The original ALLHAT results—which involved an average follow-up of 4.9 years—showed no difference in rates of the primary endpoint of fatal coronary heart disease or nonfatal myocardial infarction or in rates of all-cause mortality among the three types of medications. However, researchers found a 38% higher heart failure rate with amlodipine than with chlorthalidone, and 10%, 15%, and 19% higher rates, respectively, of cardiovascular disease, stroke, and heart failure with lisinopril than with chlorthalidone.

The follow-up study revealed a 12% higher risk for heart failure in patients taking amlodipine compared with those using chlorthalidone. Additionally, the study demonstrated a 20% higher risk for stroke mortality with lisinopril compared with chlorthalidone.

“The higher stroke mortality with lisinopril was something new that appeared in the follow-up to ALLHAT, but there was a trend toward that in the original trial,” Dr. Cushman said. “However, the total mortality wasn't significantly elevated with lisinopril. So we don't think there's anything particularly bad about lisinopril.”

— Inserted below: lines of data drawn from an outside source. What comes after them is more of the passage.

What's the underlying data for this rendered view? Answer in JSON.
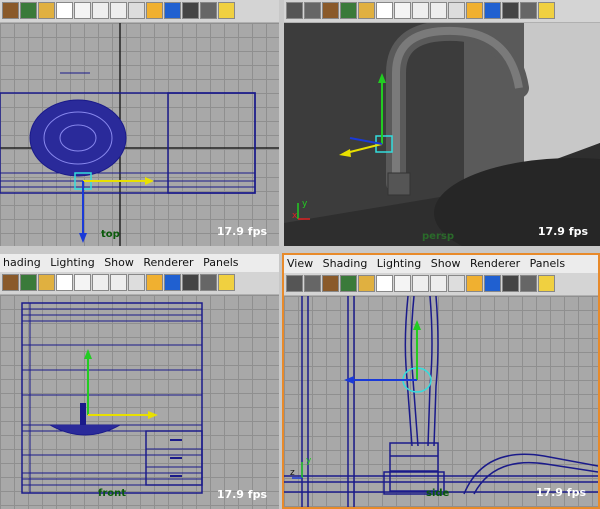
{
  "menu": [
    "View",
    "Shading",
    "Lighting",
    "Show",
    "Renderer",
    "Panels"
  ],
  "menu_truncated": [
    "hading",
    "Lighting",
    "Show",
    "Renderer",
    "Panels"
  ],
  "panes": {
    "top": {
      "label": "top",
      "fps": "17.9 fps"
    },
    "persp": {
      "label": "persp",
      "fps": "17.9 fps"
    },
    "front": {
      "label": "front",
      "fps": "17.9 fps"
    },
    "side": {
      "label": "side",
      "fps": "17.9 fps"
    }
  },
  "axis": {
    "y": "y",
    "z": "z",
    "x": "x"
  },
  "colors": {
    "wire": "#1a1a8a",
    "y_axis": "#22cc22",
    "x_axis": "#e8e000",
    "z_axis": "#1a3ad8",
    "active_border": "#e88a2a"
  },
  "toolbar_icons": [
    "camera-icon",
    "film-icon",
    "book-icon",
    "layers-icon",
    "eye-icon",
    "grid-icon",
    "cube-wire-icon",
    "cube-solid-icon",
    "light-bulb-icon"
  ]
}
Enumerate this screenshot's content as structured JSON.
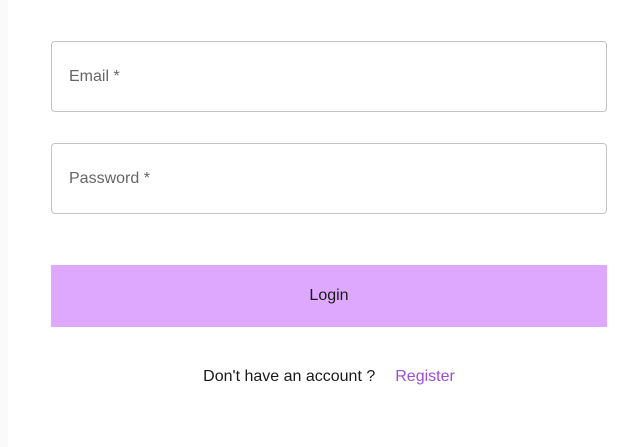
{
  "login_form": {
    "email": {
      "placeholder": "Email *",
      "value": ""
    },
    "password": {
      "placeholder": "Password *",
      "value": ""
    },
    "submit_label": "Login",
    "register_prompt": "Don't have an account ?",
    "register_link": "Register"
  },
  "colors": {
    "button_background": "#dfa8ff",
    "link": "#9c4dda",
    "field_border": "#c4c4c4"
  }
}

Some clinicians hypothesize that “because chlorthalidone increases glucose and can ‘cause' diabetes, that long-term chlorthalidone could increase mortality,” Dr. Cushman said. “But we didn't see that. Also, in another paper that we're going to publish that focuses on diabetes, we show that those who developed diabetes while using chlorthalidone had an average increase in blood glucose of 6 mg/dL, which is small.”